New media provided a platform for these stories that could lift individual boxers into the affection of millions. The infamous Dempsey-Tunney rematch of 1927, when a controversial ‘long count’ appeared to save Gene Tunney from defeat, encouraged a massive boom in radio sales.

Nowadays, the growth of digital media technologies, and with them global audiences, has meant that the path from successful boxer to celebrity and entrepreneur – first walked by figures such as ‘Gentleman’ John Jackson and Daniel Mendoza in the nineteen century –has enabled modern boxing stars, such as Tyson Fury and Anthony Joshua, to amass unthinkable fortunes.

Boxing’s popularity at the dawn of radio might also explain how the sport has worked its way so successfully into our everyday language: whether you are ‘out for the count’, or getting ready to ‘throw in the towel’ or ‘roll with the punches’ (to name three phrases of hundreds).

Similarly, inspired by Muybridge’s breakthroughs, if not pilfering his methods, Thomas Edison made boxing a focus of his early film periodicals. The drama, visual contrasts, and constraints of the ring played to the strengths (and technical limitations) of early film and newspaper photography.

Corbett-Fitzsimmons Fight (1897), a bout between ‘Gentleman’ Jim Corbett and Bob Fitzsimmons for the world championship in America, is often judged the world’s first edited, widescreen and feature-length film release.

This strong bond between the pioneering days of film and broadcast also helps explain why boxing has enjoyed such a resurgence through iPhone movies and social media influencers.
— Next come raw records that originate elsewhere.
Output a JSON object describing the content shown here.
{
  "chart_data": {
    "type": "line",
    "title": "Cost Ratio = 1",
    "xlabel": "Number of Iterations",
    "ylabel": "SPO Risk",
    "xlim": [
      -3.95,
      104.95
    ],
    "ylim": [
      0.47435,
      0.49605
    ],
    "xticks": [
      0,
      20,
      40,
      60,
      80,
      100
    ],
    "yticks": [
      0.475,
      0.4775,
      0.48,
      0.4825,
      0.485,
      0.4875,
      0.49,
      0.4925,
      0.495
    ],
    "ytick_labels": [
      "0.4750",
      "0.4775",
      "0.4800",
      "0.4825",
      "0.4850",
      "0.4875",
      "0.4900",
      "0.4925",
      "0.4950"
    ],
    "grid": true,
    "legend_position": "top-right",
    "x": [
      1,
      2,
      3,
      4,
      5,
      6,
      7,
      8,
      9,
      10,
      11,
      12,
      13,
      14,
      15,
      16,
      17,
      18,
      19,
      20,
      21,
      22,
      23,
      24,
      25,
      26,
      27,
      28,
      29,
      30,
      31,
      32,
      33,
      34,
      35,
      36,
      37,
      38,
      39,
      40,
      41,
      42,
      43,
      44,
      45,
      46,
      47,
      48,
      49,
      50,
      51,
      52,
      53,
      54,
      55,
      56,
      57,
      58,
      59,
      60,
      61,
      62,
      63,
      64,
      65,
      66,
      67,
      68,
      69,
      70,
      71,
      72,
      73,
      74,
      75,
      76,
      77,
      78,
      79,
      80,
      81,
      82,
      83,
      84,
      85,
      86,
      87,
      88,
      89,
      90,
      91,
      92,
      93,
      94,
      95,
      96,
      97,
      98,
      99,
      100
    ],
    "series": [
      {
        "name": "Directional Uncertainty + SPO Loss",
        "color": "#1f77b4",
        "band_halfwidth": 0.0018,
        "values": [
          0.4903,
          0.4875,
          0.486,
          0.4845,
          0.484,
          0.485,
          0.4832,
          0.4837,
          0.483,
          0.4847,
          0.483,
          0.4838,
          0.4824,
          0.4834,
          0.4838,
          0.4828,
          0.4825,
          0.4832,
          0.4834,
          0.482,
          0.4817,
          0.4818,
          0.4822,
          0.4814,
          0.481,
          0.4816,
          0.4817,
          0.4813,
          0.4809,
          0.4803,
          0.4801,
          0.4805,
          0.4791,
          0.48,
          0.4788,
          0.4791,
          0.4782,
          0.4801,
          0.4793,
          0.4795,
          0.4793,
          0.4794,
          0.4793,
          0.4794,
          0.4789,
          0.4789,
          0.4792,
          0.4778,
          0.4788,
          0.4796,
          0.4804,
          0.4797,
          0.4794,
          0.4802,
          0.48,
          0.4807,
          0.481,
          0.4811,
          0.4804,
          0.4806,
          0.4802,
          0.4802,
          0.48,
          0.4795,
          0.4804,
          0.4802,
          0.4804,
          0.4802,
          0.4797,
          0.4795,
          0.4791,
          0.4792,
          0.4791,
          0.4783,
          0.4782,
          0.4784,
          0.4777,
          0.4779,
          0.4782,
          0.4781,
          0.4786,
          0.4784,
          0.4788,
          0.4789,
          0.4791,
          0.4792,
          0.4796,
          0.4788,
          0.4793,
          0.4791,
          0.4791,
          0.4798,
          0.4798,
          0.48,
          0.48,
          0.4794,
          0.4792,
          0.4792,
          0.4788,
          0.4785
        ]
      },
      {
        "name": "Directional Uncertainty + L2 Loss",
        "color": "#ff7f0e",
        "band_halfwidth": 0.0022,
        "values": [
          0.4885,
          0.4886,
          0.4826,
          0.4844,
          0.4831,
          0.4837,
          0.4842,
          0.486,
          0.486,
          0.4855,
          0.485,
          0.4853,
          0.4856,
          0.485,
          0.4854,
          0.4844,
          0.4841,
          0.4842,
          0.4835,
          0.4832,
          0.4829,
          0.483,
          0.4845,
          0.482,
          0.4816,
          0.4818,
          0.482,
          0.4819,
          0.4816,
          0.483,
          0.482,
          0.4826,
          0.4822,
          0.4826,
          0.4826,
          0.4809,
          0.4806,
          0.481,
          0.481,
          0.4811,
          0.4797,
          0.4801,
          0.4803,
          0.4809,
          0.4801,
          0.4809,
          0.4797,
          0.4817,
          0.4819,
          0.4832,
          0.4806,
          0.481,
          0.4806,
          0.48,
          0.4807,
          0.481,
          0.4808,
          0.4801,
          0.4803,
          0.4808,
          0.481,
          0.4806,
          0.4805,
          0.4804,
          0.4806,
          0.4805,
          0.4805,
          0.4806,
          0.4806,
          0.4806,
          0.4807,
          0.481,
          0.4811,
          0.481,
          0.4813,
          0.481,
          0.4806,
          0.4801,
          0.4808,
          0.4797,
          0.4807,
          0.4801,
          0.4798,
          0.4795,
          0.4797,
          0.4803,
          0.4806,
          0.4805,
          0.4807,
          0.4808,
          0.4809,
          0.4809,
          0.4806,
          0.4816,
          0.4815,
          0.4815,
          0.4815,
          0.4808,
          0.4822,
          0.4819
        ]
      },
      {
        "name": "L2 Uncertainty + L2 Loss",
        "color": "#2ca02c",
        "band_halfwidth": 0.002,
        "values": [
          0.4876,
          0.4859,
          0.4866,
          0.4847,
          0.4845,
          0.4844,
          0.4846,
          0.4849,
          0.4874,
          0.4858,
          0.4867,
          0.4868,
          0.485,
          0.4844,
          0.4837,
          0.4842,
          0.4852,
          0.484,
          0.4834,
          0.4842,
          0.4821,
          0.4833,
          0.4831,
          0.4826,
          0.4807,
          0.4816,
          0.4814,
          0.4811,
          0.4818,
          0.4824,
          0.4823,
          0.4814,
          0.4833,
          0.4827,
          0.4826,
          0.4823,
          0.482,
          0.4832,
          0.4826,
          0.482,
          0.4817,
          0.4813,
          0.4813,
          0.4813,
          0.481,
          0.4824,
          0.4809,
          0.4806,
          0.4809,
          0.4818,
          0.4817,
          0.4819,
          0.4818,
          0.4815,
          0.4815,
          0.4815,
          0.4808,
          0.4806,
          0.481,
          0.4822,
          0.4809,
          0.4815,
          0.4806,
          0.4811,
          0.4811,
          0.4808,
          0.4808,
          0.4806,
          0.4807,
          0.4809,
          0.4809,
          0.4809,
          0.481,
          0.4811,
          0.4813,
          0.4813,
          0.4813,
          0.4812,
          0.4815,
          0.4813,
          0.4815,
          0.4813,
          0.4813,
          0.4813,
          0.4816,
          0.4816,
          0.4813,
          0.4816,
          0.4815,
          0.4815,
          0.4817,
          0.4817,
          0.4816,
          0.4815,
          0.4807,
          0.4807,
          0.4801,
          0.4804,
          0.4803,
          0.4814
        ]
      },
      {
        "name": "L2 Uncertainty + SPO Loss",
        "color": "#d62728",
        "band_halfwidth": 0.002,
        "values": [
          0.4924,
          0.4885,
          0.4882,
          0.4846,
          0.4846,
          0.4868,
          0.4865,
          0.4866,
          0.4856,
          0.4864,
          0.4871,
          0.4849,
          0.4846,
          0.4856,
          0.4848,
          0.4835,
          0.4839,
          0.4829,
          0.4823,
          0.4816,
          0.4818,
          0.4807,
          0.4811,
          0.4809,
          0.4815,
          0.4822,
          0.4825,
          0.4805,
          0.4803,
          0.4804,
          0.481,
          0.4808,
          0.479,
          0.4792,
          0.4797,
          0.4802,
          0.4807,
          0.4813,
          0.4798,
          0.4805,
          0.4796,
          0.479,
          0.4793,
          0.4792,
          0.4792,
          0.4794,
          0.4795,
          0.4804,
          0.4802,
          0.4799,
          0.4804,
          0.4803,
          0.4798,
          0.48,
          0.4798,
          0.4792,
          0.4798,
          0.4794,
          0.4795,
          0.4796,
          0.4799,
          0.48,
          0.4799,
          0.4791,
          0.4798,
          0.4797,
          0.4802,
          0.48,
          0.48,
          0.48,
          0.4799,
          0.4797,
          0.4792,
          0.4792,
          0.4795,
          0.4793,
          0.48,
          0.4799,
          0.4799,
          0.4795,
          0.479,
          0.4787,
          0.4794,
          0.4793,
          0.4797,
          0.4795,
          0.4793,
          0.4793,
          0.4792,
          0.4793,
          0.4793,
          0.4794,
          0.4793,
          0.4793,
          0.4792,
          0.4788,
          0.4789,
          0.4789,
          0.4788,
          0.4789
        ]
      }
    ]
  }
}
Boxing provides explosive and unpredictable action, as well as real danger, in short attention-hogging bursts.

Boxing is a natural home for the showman, the entrepreneur, the innovator. It can retell compelling stories that are extremely familiar, but which retain enormous resonance and power: defeat in victory and victory in defeat. The contrast between the physically strong and the morally weak. Self-assurance tempted by ambition. The true boxer faces the fighter who must win at all costs. Control in the ring and chaos outside of it. Do you stand and fight, or do you take the fall?

It is a larger-than-life world that Muybridge would have understood. Not only was he an eccentric – and at times erratic – showman, lecturer, animator, entrepreneur, and inventor, but he was also a murderer. Muybridge shot his wife’s lover at point blank range in 1874 but, amazingly, was acquitted by a jury on the grounds that they would have done much the same thing.

Whether as part of the Riyadh Season or in a small hall, in white collar boxing or on YouTube, the popularity of boxing in this world of new digital technologies builds on Muybridge’s pioneering work. The industrial world created the sweet science.